Я попыталась возразить, что с этой точки зрения много мест, где опасно – если дать десять долларов нищему, скажем, в Дели, тоже до машины не добежишь. Но голос в телефоне не стал спокойнее:
– А девушка, которую убили в центре Кабула два года назад? Линчевали среди бела дня?27 Я видел то место. Ужас! Нет уж, Афганистан не место для женщин. Вы молоденькая, красивая, вам жить и жить… И вообще, там никому верить нельзя. Не просите. Грех на душу брать не хочу.
Я положила трубку и глубоко задумалась.
То, что я сейчас за десять минут описываю в Microsoft Word, в реальности заняло больше месяца: письмо – ожидание – молчание, просьба – надежда – отказ. Передо мной была глухая стена, в которой я пыталась найти лазейку, и в этих поисках не было ничего поэтического. Я стала хуже спать и злилась по пустякам, и, подозреваю, в мире найдётся не так уж много людей, страдавших оттого, что их поездка в Афганистан медленно, но верно накрывалась медным тазом.
Конечно, были более уступчивые афганские посольства, где консульский отдел был не так бдителен и особого значения бумагам не предавал. Одно из них находилось в Дубае, второе в Баку, а третье в Душанбе. Там же, под боком, был город Хорог, где за $100 визу вроде как давали всем желающим, из документов требуя только фото и ксерокопию паспорта. Не скажу, что мне хотелось лезть на Памир и проверять правдивость слухов, но адрес хорогского консульства в моей записной книжке всё же был.
– Алекс, я спрашивала – у нас тут тоже дают визы без проблем, – написала подруга из Джакарты.
«Круто, что сказать», – подумала я и проверила цену на билеты Москва-Джакарта-Кабул. Просто на всякий случай, разумеется. Цена кусалась.
Я написала афганцу, с которым мы уже год дружили по переписке. Звали его Ахмад28, он был образован и весел и уже год обсуждал со мной мировую политику и ввод ОКСВ29 в Афганистан (отец его, кстати, был моджахедом – по иронии судьбы, отцы почти всех моих кабульских друзей в своё время воевали против русских). Я помнила, что товарищ Ахмад работает в каком-то министерстве и подозревала, что нужные связи у него имеются.

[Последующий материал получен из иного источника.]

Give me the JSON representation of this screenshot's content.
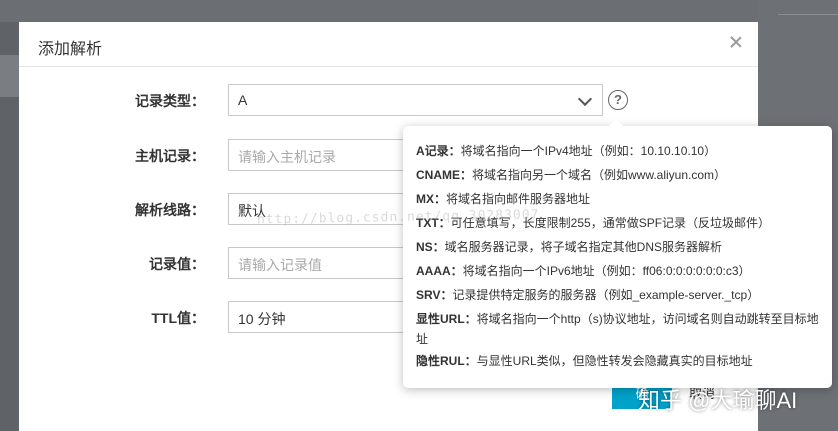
{
  "dialog": {
    "title": "添加解析",
    "close_label": "×"
  },
  "form": {
    "record_type": {
      "label": "记录类型：",
      "value": "A"
    },
    "host_record": {
      "label": "主机记录：",
      "placeholder": "请输入主机记录"
    },
    "resolution_line": {
      "label": "解析线路：",
      "value": "默认"
    },
    "record_value": {
      "label": "记录值：",
      "placeholder": "请输入记录值"
    },
    "ttl": {
      "label": "TTL值：",
      "value": "10 分钟"
    },
    "help_icon_glyph": "?"
  },
  "buttons": {
    "confirm": "确",
    "cancel": "取消"
  },
  "help_popover": {
    "items": [
      {
        "term": "A记录：",
        "desc": "将域名指向一个IPv4地址（例如：10.10.10.10）"
      },
      {
        "term": "CNAME：",
        "desc": "将域名指向另一个域名（例如www.aliyun.com）"
      },
      {
        "term": "MX：",
        "desc": "将域名指向邮件服务器地址"
      },
      {
        "term": "TXT：",
        "desc": "可任意填写，长度限制255，通常做SPF记录（反垃圾邮件）"
      },
      {
        "term": "NS：",
        "desc": "域名服务器记录，将子域名指定其他DNS服务器解析"
      },
      {
        "term": "AAAA：",
        "desc": "将域名指向一个IPv6地址（例如：ff06:0:0:0:0:0:0:c3）"
      },
      {
        "term": "SRV：",
        "desc": "记录提供特定服务的服务器（例如_example-server._tcp）"
      },
      {
        "term": "显性URL：",
        "desc": "将域名指向一个http（s)协议地址，访问域名则自动跳转至目标地址"
      },
      {
        "term": "隐性RUL：",
        "desc": "与显性URL类似，但隐性转发会隐藏真实的目标地址"
      }
    ]
  },
  "overlays": {
    "watermark": "http://blog.csdn.net/qq_30283007",
    "zhihu": "知乎 @大瑜聊AI"
  },
  "colors": {
    "primary_button": "#00a2ca",
    "backdrop": "#5f6367"
  }
}
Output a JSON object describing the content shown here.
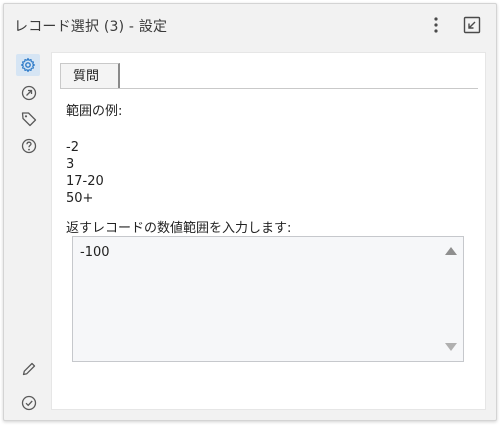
{
  "window": {
    "title": "レコード選択 (3) - 設定"
  },
  "toolbar": {
    "more_icon": "kebab-vertical-icon",
    "undock_icon": "undock-window-icon"
  },
  "sidebar": {
    "items": [
      {
        "icon": "gear-icon",
        "active": true
      },
      {
        "icon": "arrow-circle-icon",
        "active": false
      },
      {
        "icon": "tag-icon",
        "active": false
      },
      {
        "icon": "help-circle-icon",
        "active": false
      },
      {
        "icon": "pencil-icon",
        "active": false
      },
      {
        "icon": "check-circle-icon",
        "active": false
      }
    ]
  },
  "tabs": [
    {
      "label": "質問",
      "selected": true
    }
  ],
  "question": {
    "examples_heading": "範囲の例:",
    "examples": [
      "-2",
      "3",
      "17-20",
      "50+"
    ],
    "prompt": "返すレコードの数値範囲を入力します:",
    "input_value": "-100"
  },
  "colors": {
    "accent_active_bg": "#d6e5f4",
    "icon_blue": "#2f7bc8",
    "icon_gray": "#5a5a5a"
  }
}
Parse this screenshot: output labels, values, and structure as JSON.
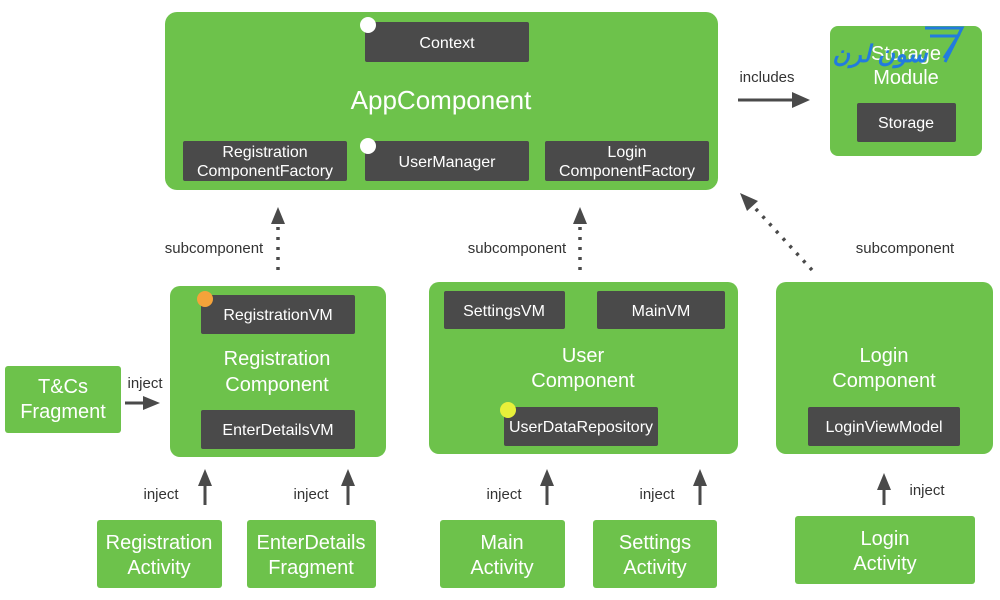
{
  "colors": {
    "component": "#6DC24B",
    "class_box": "#4A4A4A",
    "scope_singleton": "#FFFFFF",
    "scope_activity": "#F5A33A",
    "scope_user": "#E8F03A",
    "watermark": "#1E78E6"
  },
  "app_component": {
    "title": "AppComponent",
    "context": "Context",
    "registration_factory": [
      "Registration",
      "ComponentFactory"
    ],
    "user_manager": "UserManager",
    "login_factory": [
      "Login",
      "ComponentFactory"
    ]
  },
  "storage_module": {
    "title": [
      "Storage",
      "Module"
    ],
    "storage": "Storage"
  },
  "includes_label": "includes",
  "subcomponent_labels": [
    "subcomponent",
    "subcomponent",
    "subcomponent"
  ],
  "registration_component": {
    "title": [
      "Registration",
      "Component"
    ],
    "registration_vm": "RegistrationVM",
    "enter_details_vm": "EnterDetailsVM"
  },
  "user_component": {
    "title": [
      "User",
      "Component"
    ],
    "settings_vm": "SettingsVM",
    "main_vm": "MainVM",
    "user_data_repository": "UserDataRepository"
  },
  "login_component": {
    "title": [
      "Login",
      "Component"
    ],
    "login_view_model": "LoginViewModel"
  },
  "tcs_fragment": [
    "T&Cs",
    "Fragment"
  ],
  "inject_labels": [
    "inject",
    "inject",
    "inject",
    "inject",
    "inject",
    "inject"
  ],
  "bottom": {
    "registration_activity": [
      "Registration",
      "Activity"
    ],
    "enter_details_fragment": [
      "EnterDetails",
      "Fragment"
    ],
    "main_activity": [
      "Main",
      "Activity"
    ],
    "settings_activity": [
      "Settings",
      "Activity"
    ],
    "login_activity": [
      "Login",
      "Activity"
    ]
  },
  "watermark_text": "سون لرن"
}
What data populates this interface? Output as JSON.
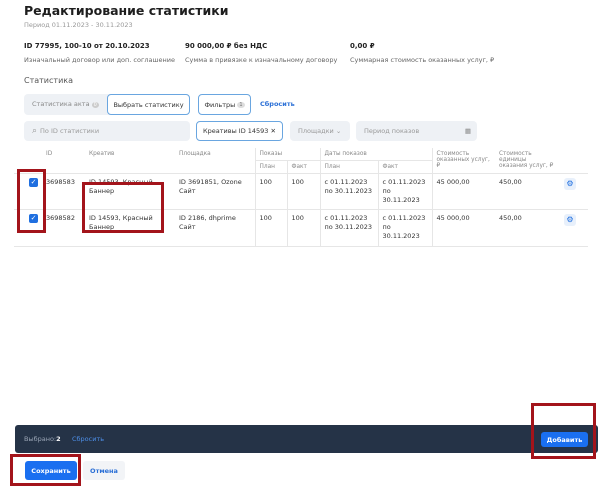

– Собираюсь к вам в Кабул и у меня некоторые сложности с визой. Что посоветуешь, Ахмад-джан? – обычно словом «джан» («дорогая») злоупотреблял он, но в любви, на войне и в погоне за афганской визой все средства хороши.
– Запасайся терпением, – был ответ. – Ваши дипломаты в Кабуле вообще вон всем отказывают. Так что удачи тебе, милый друг. Буду рад увидеться живьём в Кабуле… когда-нибудь. Иншалла.